Success begets success. So I was not surprised when I learned this week that Quad Graphics has purchased a controlling share of OpenFirst. The company provides direct mail and digital printing solutions, but what has impressed me about them, ever since they formed ten years ago (under the name EPS) is their slavish devotion to database integrity.

I met the company’s president and CEO, Robert Kraft, shortly after they opened their doors, and what wowed me were stories about how they convert, merge and scrub the databases they use … as well as other ways that they use data, which I’ll get to in a moment. It should be common sense, but the programming and safeguarding that Robert described to me was something so thorough and ironclad that one might think he was talking about a nuclear power plant instead of a digital printing company. The reason for that is their chief technical officer, Chuck Olszewski. He’s an engineer who came to OpenFirst from the nuclear power industry. The guy is trained to prevent meltdowns … Exactly what a pricey and time-sensitive direct marketing program needs.

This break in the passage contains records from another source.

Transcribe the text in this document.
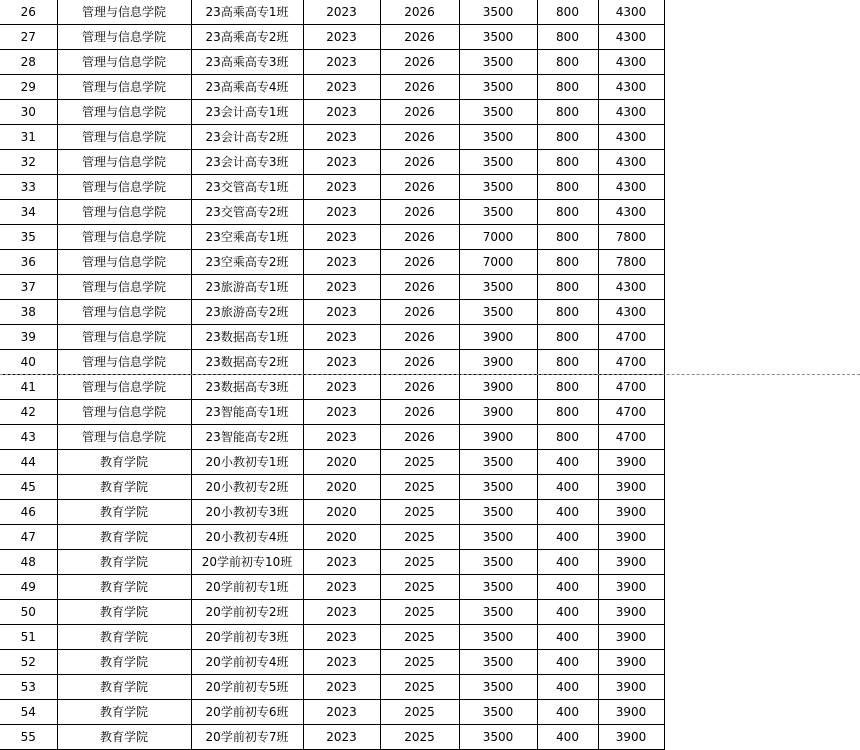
26	管理与信息学院	23高乘高专1班	2023	2026	3500	800	4300
27	管理与信息学院	23高乘高专2班	2023	2026	3500	800	4300
28	管理与信息学院	23高乘高专3班	2023	2026	3500	800	4300
29	管理与信息学院	23高乘高专4班	2023	2026	3500	800	4300
30	管理与信息学院	23会计高专1班	2023	2026	3500	800	4300
31	管理与信息学院	23会计高专2班	2023	2026	3500	800	4300
32	管理与信息学院	23会计高专3班	2023	2026	3500	800	4300
33	管理与信息学院	23交管高专1班	2023	2026	3500	800	4300
34	管理与信息学院	23交管高专2班	2023	2026	3500	800	4300
35	管理与信息学院	23空乘高专1班	2023	2026	7000	800	7800
36	管理与信息学院	23空乘高专2班	2023	2026	7000	800	7800
37	管理与信息学院	23旅游高专1班	2023	2026	3500	800	4300
38	管理与信息学院	23旅游高专2班	2023	2026	3500	800	4300
39	管理与信息学院	23数据高专1班	2023	2026	3900	800	4700
40	管理与信息学院	23数据高专2班	2023	2026	3900	800	4700
41	管理与信息学院	23数据高专3班	2023	2026	3900	800	4700
42	管理与信息学院	23智能高专1班	2023	2026	3900	800	4700
43	管理与信息学院	23智能高专2班	2023	2026	3900	800	4700
44	教育学院	20小教初专1班	2020	2025	3500	400	3900
45	教育学院	20小教初专2班	2020	2025	3500	400	3900
46	教育学院	20小教初专3班	2020	2025	3500	400	3900
47	教育学院	20小教初专4班	2020	2025	3500	400	3900
48	教育学院	20学前初专10班	2023	2025	3500	400	3900
49	教育学院	20学前初专1班	2023	2025	3500	400	3900
50	教育学院	20学前初专2班	2023	2025	3500	400	3900
51	教育学院	20学前初专3班	2023	2025	3500	400	3900
52	教育学院	20学前初专4班	2023	2025	3500	400	3900
53	教育学院	20学前初专5班	2023	2025	3500	400	3900
54	教育学院	20学前初专6班	2023	2025	3500	400	3900
55	教育学院	20学前初专7班	2023	2025	3500	400	3900
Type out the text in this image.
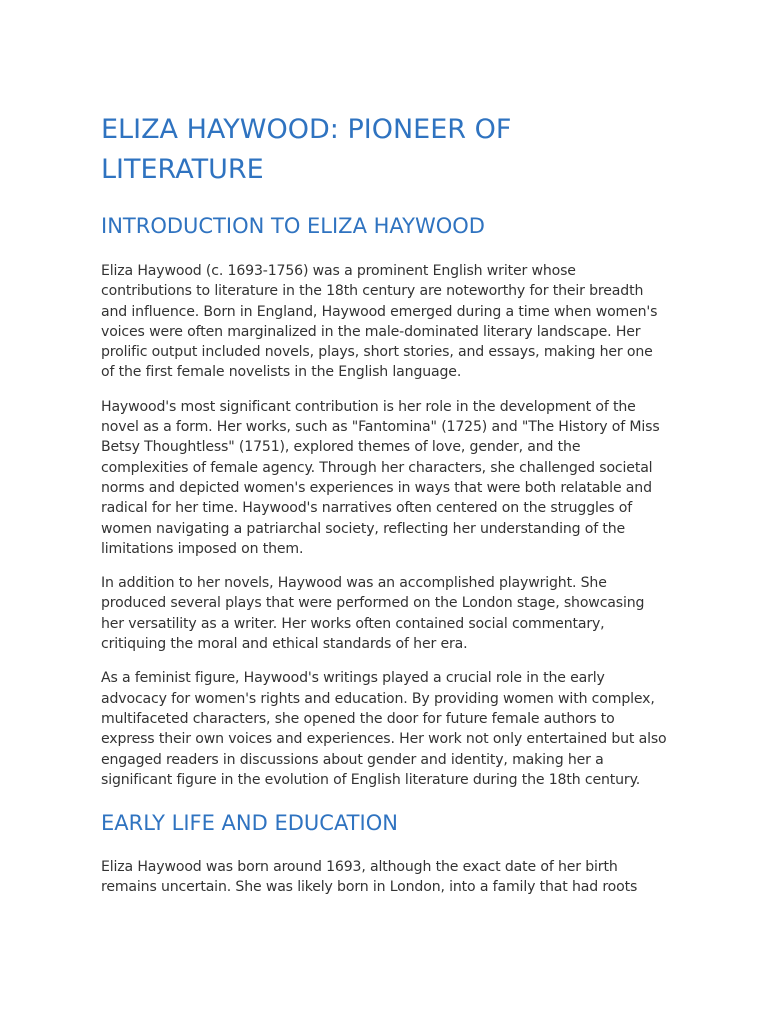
ELIZA HAYWOOD: PIONEER OF LITERATURE
INTRODUCTION TO ELIZA HAYWOOD

Eliza Haywood (c. 1693-1756) was a prominent English writer whose contributions to literature in the 18th century are noteworthy for their breadth and influence. Born in England, Haywood emerged during a time when women's voices were often marginalized in the male-dominated literary landscape. Her prolific output included novels, plays, short stories, and essays, making her one of the first female novelists in the English language.

Haywood's most significant contribution is her role in the development of the novel as a form. Her works, such as "Fantomina" (1725) and "The History of Miss Betsy Thoughtless" (1751), explored themes of love, gender, and the complexities of female agency. Through her characters, she challenged societal norms and depicted women's experiences in ways that were both relatable and radical for her time. Haywood's narratives often centered on the struggles of women navigating a patriarchal society, reflecting her understanding of the limitations imposed on them.

In addition to her novels, Haywood was an accomplished playwright. She produced several plays that were performed on the London stage, showcasing her versatility as a writer. Her works often contained social commentary, critiquing the moral and ethical standards of her era.

As a feminist figure, Haywood's writings played a crucial role in the early advocacy for women's rights and education. By providing women with complex, multifaceted characters, she opened the door for future female authors to express their own voices and experiences. Her work not only entertained but also engaged readers in discussions about gender and identity, making her a significant figure in the evolution of English literature during the 18th century.

EARLY LIFE AND EDUCATION

Eliza Haywood was born around 1693, although the exact date of her birth remains uncertain. She was likely born in London, into a family that had roots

Okay, I know I’m gushing a bit, so I’d better give you an example of what impressed me back then, and still blows me away today. OpenFirst uses something called dataglyphs for at least one of their direct mail clients. It’s a way to embed a great deal of data, encrypted in a photograph or other screened graphic. This data is invisible to any observer other than a properly tuned scanner. To you or me, the photo looks perfectly normal.

What’s more, if you tear, stain or otherwise damage the image, you can still retrieve the data. Check out this dataglyph demo from PARC Research. You’ll be invited to use Photoshop, Paint or some other program to compromise the graphic that you create, and then see how accurately it pulls out and reports that graphic’s hidden contents. Incredible!

This application, which was originally created for the whole cloak-and-dagger-cold-war-passing-of-secret-information thing, is used by OpenFirst for a client who needs to get back from consumers information about them that is only available for use once the consumer has responded to a mailing. It’s a long story about how mailing list companies only consider their client owners of their data once the people on the list respond the direct mail message, but suffice it to say that this clever and private passing of data saves mailers a boatload of money.

And hey, it’s really cool.

Congratulations to OpenFirst. You’ve earned this opportunity to make yourselves and Quad Graphics shine even more brightly!